What digital transformation means for business
I was recently interviewed by a Flemish network of Chambers of Commerce & Industry for their special issue on digital transformation. The interview was published in Dutch. We hope the short Q&A can be helpful for an English-speaking audience.
What is digital transformation really?
Digital transformation is a journey for a business aiming at developing radically new revenue streams, market differentiation, and new products and services with the help of data, analytics, and new digital technologies. Examples of such a transformation are selling digital assets (e.g. selling data), new digital products and services, renting out a product instead of selling it (car sharing, light as a service (Philips provides light as a service at Schiphol Airport, digital recorders for your TV), or moving to adjacent industries (e.g. tesla going from selling cars to selling batteries and powerhouses ).
Is digital transformation important for every business?

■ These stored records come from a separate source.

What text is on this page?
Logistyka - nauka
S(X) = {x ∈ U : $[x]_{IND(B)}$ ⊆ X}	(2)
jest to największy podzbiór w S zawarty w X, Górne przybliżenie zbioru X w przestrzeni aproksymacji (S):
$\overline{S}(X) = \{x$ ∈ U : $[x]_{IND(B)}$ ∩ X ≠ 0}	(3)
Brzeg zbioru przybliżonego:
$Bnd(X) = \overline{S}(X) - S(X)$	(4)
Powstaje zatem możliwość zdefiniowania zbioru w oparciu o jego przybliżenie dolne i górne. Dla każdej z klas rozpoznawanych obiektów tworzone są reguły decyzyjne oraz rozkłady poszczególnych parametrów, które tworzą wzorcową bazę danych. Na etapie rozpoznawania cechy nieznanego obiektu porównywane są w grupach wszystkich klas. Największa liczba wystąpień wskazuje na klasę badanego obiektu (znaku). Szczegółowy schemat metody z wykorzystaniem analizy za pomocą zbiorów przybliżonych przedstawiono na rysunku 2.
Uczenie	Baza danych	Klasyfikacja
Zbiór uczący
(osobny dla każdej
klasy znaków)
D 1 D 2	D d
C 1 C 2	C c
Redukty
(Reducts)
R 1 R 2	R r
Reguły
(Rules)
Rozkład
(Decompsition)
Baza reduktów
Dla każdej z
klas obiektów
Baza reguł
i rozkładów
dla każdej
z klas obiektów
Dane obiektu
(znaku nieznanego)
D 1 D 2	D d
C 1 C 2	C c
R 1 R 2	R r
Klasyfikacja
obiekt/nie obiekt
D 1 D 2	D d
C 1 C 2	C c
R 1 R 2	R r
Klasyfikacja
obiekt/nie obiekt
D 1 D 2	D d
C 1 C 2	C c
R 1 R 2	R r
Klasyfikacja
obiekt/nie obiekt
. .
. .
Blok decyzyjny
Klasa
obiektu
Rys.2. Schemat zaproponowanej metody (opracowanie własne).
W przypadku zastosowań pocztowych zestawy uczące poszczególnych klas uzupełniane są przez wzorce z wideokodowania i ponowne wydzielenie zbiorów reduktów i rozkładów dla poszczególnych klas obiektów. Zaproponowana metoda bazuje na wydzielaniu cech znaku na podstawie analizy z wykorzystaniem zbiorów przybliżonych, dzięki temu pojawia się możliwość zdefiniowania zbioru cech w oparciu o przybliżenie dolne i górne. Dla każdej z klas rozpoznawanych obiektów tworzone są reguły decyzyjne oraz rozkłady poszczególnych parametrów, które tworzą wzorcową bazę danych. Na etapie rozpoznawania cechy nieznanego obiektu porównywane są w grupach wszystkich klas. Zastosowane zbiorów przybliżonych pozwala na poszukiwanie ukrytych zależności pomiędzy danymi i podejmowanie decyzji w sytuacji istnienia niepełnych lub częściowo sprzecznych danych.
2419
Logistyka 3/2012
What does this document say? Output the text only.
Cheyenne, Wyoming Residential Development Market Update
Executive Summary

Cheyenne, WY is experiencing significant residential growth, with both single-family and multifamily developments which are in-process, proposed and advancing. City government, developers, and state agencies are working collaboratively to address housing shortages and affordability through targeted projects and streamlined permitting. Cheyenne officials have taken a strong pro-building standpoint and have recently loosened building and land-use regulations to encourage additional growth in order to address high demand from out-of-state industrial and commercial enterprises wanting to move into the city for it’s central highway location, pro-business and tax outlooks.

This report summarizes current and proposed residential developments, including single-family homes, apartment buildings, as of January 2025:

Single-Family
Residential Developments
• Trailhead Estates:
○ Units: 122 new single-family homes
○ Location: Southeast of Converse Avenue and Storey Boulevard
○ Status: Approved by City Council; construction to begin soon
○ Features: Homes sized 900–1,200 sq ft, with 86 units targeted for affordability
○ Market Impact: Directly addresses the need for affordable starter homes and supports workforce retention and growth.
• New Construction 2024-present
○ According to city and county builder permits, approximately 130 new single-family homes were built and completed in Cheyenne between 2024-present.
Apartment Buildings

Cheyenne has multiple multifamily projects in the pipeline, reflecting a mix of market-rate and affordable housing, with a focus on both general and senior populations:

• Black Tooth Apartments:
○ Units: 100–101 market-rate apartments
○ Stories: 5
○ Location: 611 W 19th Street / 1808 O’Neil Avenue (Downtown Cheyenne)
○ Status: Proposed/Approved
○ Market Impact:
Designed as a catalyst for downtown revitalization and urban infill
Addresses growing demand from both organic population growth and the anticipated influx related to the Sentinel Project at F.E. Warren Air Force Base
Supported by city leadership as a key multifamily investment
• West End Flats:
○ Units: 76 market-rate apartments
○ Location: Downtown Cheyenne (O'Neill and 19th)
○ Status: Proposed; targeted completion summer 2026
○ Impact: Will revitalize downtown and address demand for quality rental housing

I believe the journey to truly transform your business model and revenue streams is not necessary for every business, - only for businesses in industries which are being disrupted. Examples would be banking, insurance, notaries, lawyers, financial services, retail, transportation. Businesses which operate in stable segments may not need to transform themselves, but should focus on digital optimisation - radical improvements of productivity, profitability and customer satisfaction.
Often the company starts with digital optimisation and then only is ready for transformation as the digital maturity, data literacy and internal analytics capabilities increase. A third group of companies are called digital natives - companies which are created using transformative new technologies. Many modern startups and scaleups in the technology sectors are like this. Including DataStories.
What can you, as A.I. software company, do for businesses who are currently digitalising?
We help companies who already started the digitisation initiatives, (collect and manage their information digitally) to see where the value in data is lying. Our software helps them quantify the consequences of their actions or in-actions, and run interactive what-if scenarios to see what are the best changes to make.
For example what are the optimal changes to the parameters to your production process to reduce waste or increase yield or improve product consistency, or which customer segments to focus on in your marketing campaigns, or which employees to pay attention to because they may leave soon.
What is augmented intelligence?
Augmented intelligence (or in short A.I.) is a result of augmenting (expanding) a human expert with powerful predictive analytics tools (or artificial intelligence, also A.I.) to solve hard business problems using data. It usually needs data from the past and the present to predict the future and understand why the trends we see are happening. It is a better term to use instead of artificial intelligence as it emphasizes the need of the human expert needed to validate the hypotheses using knowledge and context and take final decisions. READ MORE
If data has more than a handful parameters, and it is very difficult for a human to discover and understand deep relationships between them. That’s why we need powerful analytics tools like DataStories.
Which companies would benefit the most from augmented analytics?
We help businesses which already collect data and need to improve their complex production or assembly process, or complex product development & innovation process which requires a lot of trial and error to get to optimal products.
Our software helps the company understand deep relationships in all parameters of the process and identify drivers of the outcomes.
How can you help businesses use A.I. now in the midst of the COVID19 crisis?
Indeed, a part of our projects has been focused on cost reduction for production and product innovation. Both have become critical after the corona crisis. Businesses in the maakindustrie had to stop production and revenues dropped, so cost saving became critical.
In consumer goods sector kept working all these months, but innovation on reducing the cost of their product has become important because the buying budget of consumers has also dropped with the crisis. Our technology helps for both problems, that’s why we are having a busy year.
One additional application is budgeting and cost forecasting after the corona crisis.
From about July 2020 (five months into the crisis) it became possible to automatically adjust forecasts using new post-crisis data and build reliable predictions for demand, and revenue for the coming months.